E3 - Spice Routes and Silk Roads
In this episode he traces India in the days of the Roman Empire; the Greco-Roman navigator Hippalus discovered monsoons for the Romans. In Kerala the spice trade opened India to the world, whilst gold and silk bazaars in the ancient city of Madurai were a delight for visiting Greek traders. From the deserts of Turkmenistan Michael travels down the Khyber Pass to Pakistan to discover a forgotten empire, the Kushan Empire of Northern India that opened up the Silk Route and at Peshawar built a lost Wonder of the World. The Wonder is nowadays known to people as the "Bare Raja Ka Tila". Also offers an interesting theory about the death of Emperor Kanishka at Mathura.

E4 - Ages of Gold
The achievements of the country’s golden age, including how India discovered zero, calculated the circumference of the Earth and wrote the world’s first sex guide, the Kama Sutra. In the south, the giant temple of Tanjore built by emperor Rajaraja Chola and traditional bronze casters, working as their ancestors did 1,000 years ago are shown.
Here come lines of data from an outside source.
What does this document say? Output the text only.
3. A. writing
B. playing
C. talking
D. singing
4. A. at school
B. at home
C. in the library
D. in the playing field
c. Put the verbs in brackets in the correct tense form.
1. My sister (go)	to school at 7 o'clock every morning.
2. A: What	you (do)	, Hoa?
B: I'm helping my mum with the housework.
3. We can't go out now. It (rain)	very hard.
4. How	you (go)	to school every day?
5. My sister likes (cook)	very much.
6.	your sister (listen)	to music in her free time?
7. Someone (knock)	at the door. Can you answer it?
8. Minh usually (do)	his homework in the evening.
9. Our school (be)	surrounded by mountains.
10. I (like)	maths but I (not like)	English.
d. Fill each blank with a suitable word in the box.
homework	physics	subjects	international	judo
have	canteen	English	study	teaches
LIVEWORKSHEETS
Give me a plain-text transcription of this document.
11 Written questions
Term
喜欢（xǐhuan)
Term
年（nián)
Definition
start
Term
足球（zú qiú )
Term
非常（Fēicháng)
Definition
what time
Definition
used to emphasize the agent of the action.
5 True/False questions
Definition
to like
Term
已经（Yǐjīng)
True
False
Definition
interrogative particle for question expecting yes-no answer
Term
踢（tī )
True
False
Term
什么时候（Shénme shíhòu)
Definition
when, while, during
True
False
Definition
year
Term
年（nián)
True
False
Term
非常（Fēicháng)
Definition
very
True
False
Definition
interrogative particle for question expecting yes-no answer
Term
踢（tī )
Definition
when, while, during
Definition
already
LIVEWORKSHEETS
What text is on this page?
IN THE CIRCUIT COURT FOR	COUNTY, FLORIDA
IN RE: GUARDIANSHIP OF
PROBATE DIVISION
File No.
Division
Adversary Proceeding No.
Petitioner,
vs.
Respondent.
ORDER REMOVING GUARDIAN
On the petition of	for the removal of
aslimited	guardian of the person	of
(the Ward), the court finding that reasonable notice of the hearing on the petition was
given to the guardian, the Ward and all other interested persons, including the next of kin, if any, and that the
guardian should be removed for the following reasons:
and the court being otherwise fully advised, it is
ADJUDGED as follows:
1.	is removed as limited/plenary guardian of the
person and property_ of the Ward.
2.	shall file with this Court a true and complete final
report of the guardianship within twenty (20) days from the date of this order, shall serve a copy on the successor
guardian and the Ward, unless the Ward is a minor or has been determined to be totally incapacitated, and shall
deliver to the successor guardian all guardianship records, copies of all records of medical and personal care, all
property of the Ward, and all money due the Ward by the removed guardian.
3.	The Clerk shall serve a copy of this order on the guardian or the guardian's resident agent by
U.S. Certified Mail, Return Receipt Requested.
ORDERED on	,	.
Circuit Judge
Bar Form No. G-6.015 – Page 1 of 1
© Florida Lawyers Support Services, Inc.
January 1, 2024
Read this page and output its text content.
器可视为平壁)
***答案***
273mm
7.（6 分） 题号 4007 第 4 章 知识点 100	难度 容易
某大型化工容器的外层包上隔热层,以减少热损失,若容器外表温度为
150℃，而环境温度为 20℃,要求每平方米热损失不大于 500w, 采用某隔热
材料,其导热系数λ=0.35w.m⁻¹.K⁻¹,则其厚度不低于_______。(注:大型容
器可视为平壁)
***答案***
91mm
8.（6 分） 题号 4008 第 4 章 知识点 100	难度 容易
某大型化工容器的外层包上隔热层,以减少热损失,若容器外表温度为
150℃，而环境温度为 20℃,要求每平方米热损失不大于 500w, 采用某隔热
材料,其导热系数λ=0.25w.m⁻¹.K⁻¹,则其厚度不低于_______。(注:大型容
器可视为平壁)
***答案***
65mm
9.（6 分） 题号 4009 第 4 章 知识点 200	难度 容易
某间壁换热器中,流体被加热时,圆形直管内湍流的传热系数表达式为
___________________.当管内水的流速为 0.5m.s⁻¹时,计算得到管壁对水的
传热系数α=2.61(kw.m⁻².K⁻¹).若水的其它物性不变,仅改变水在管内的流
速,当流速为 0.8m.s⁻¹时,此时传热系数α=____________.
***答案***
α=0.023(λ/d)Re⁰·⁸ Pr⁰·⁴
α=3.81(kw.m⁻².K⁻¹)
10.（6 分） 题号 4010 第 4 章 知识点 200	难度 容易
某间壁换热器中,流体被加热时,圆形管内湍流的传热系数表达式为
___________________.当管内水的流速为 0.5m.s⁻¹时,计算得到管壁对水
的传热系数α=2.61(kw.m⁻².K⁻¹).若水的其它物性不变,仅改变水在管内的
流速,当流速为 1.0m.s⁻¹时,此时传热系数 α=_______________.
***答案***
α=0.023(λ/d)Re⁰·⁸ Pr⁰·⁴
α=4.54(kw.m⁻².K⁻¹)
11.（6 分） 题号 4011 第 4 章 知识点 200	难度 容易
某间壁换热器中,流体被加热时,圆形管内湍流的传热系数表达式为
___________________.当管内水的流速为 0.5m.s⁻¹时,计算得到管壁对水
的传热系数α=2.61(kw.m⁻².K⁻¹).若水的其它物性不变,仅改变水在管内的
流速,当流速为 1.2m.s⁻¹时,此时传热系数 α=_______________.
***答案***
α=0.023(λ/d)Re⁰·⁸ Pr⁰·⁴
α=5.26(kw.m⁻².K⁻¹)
Michael Wood calls Tamil Nadu, "The only surviving 'Classical Civilization' in the world."
In an interview to The Hindu Michael Wood said "One that’s 2,000 years old like ancient Greece or Rome. Tamil is the last living classical Indian language. The first surviving work in Tamil, a 300 B.C book on linguistics, refers to an already existing culture. Tamil is older than any modern European language. I wanted to remind Western-centric audiences, who implicitly assume the superiority of Western modes of thought, that Tamil is one of 23 official Indian languages, with a literature comparable to any in the West. It makes viewers sit up and question their assumptions."

E5 - The Meeting of Two Oceans
The documentary series about the history of India charts the coming of Islam to the subcontinent and one of the greatest ages of world civilisation: the Mughals. Mahmud of Ghazni leads an expedition to Somnath and destroys the temple of Shiva and all idols there. Michael Wood visits Sufi shrines in Old Delhi, desert fortresses in Rajasthan and the cities of Lahore and Agra, where he offers a new theory on the design of the Taj Mahal. He also looks at the life of Akbar, a Muslim emperor who decreed that no one religion could hold the ultimate truth, but whose dream of unity ended in civil war.

E6 - Freedom and Liberation
This episode examines the British Raj and India’s struggle for freedom. Wood reveals how in South India a global corporation came to control much of the subcontinent, and explores the magical culture of Lucknow, discovering the enigmatic Briton who helped found the freedom movement. He traces the Amritsar massacre, the rise of Gandhi and Nehru, and the events that led to the Partition of India in 1947.